Efficacy of anti-human TSLP antibody (Tezepelumab) in hTSLP/OVA-induced asthma model of TSLP and TSLP receptor humanized (B-hTSLP/hTSLPR) mice. OVA/TSLP sensitization induced asthma in B-hTSLP/hTSLPR mice, as evidenced by significantly elevated CD45⁺ leukocyte counts, eosinophil numbers, and eosinophil proportions in bronchoalveolar lavage fluid (BALF) in G2 compared to G1 controls. Tezepelumab (in-house) treatment markedly reduced CD45⁺ cells and eosinophils. At endpoint, BALF TARC levels and serum total IgE concentrations, measured by ELISA, were also significantly increased in G2 and reduced following tezepelumab administration, confirming the therapeutic efficacy of TSLP blockade in this allergic asthma model.

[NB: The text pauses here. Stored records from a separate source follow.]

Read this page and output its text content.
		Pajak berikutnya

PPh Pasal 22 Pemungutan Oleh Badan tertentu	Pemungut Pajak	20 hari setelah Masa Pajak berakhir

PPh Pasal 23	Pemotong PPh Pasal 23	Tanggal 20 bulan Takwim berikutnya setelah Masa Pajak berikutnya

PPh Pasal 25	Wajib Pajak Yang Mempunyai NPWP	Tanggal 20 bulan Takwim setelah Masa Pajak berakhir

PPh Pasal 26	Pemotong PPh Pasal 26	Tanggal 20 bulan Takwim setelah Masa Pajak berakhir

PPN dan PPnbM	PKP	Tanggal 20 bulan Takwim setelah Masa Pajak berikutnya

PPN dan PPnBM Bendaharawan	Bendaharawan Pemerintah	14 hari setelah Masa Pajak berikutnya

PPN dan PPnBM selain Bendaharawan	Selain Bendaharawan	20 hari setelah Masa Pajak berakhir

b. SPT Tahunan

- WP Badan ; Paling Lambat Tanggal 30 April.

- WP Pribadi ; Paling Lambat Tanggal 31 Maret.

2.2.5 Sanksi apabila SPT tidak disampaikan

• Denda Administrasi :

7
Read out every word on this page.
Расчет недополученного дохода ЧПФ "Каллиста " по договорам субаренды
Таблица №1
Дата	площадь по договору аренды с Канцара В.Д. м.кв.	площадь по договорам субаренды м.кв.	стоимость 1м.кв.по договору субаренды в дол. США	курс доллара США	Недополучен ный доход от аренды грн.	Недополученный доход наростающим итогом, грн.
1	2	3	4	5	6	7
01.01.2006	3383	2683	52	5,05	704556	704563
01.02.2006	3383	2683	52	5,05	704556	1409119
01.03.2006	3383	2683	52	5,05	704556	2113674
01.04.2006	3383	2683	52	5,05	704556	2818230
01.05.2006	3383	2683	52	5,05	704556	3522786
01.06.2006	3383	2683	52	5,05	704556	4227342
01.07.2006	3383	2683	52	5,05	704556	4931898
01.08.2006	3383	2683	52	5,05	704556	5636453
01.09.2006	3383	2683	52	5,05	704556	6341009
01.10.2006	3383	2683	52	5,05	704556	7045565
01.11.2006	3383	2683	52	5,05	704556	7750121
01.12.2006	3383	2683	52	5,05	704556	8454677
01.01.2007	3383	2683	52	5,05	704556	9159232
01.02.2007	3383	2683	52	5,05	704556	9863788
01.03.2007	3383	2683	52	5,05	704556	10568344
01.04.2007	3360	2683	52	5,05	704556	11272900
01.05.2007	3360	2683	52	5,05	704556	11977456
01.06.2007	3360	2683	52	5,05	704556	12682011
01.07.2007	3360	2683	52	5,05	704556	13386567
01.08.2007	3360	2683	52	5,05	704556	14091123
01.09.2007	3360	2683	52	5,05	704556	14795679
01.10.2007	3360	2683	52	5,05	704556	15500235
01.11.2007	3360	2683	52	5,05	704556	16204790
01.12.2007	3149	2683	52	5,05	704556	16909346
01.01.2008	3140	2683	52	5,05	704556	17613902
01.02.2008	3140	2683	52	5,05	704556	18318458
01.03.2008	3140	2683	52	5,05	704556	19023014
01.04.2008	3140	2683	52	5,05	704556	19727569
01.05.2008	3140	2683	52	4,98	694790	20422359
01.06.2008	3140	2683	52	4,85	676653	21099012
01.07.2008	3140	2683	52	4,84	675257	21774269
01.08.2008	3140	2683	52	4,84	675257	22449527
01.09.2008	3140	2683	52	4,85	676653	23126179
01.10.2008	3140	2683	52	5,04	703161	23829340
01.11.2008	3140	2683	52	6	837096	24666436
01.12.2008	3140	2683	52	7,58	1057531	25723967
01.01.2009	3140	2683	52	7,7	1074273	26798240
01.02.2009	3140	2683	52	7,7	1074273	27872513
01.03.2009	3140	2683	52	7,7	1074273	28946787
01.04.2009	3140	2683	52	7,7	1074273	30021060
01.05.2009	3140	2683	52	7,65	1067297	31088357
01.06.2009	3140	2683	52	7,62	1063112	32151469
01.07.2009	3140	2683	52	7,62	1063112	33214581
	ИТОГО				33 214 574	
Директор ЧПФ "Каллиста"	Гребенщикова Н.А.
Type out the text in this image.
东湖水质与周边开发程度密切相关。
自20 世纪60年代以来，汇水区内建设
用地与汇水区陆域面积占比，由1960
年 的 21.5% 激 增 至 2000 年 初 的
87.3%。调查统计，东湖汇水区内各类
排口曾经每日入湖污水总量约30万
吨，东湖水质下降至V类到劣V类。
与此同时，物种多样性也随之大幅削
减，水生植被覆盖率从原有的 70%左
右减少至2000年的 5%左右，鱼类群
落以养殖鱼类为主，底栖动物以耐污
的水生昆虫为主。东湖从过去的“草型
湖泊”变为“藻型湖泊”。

H&E staining and histopathological scoring of lung tissue in TSLP/OVA-induced asthma model of TSLP and TSLP receptor humanized (B-TSLP/TSLPR) mice. Compared to G1 (PBS-treated controls), G2 (TSLP/OVA + isotype) mice exhibited hallmark asthma pathology, including vascular and peribronchial mixed inflammatory cell infiltration (b) and mucus accumulation (a) in bronchi. Tezepelumab treatment in G3 (low dose) and G4 (high dose) reduced airway inflammation and mucus secretion in a dose-dependent manner. Increased inflammatory cell infiltration, mucus production, and eosinophil presence were observed in G2, all of which were attenuated by anti-TSLP therapy, supporting the efficacy of tezepelumab in this allergic asthma model.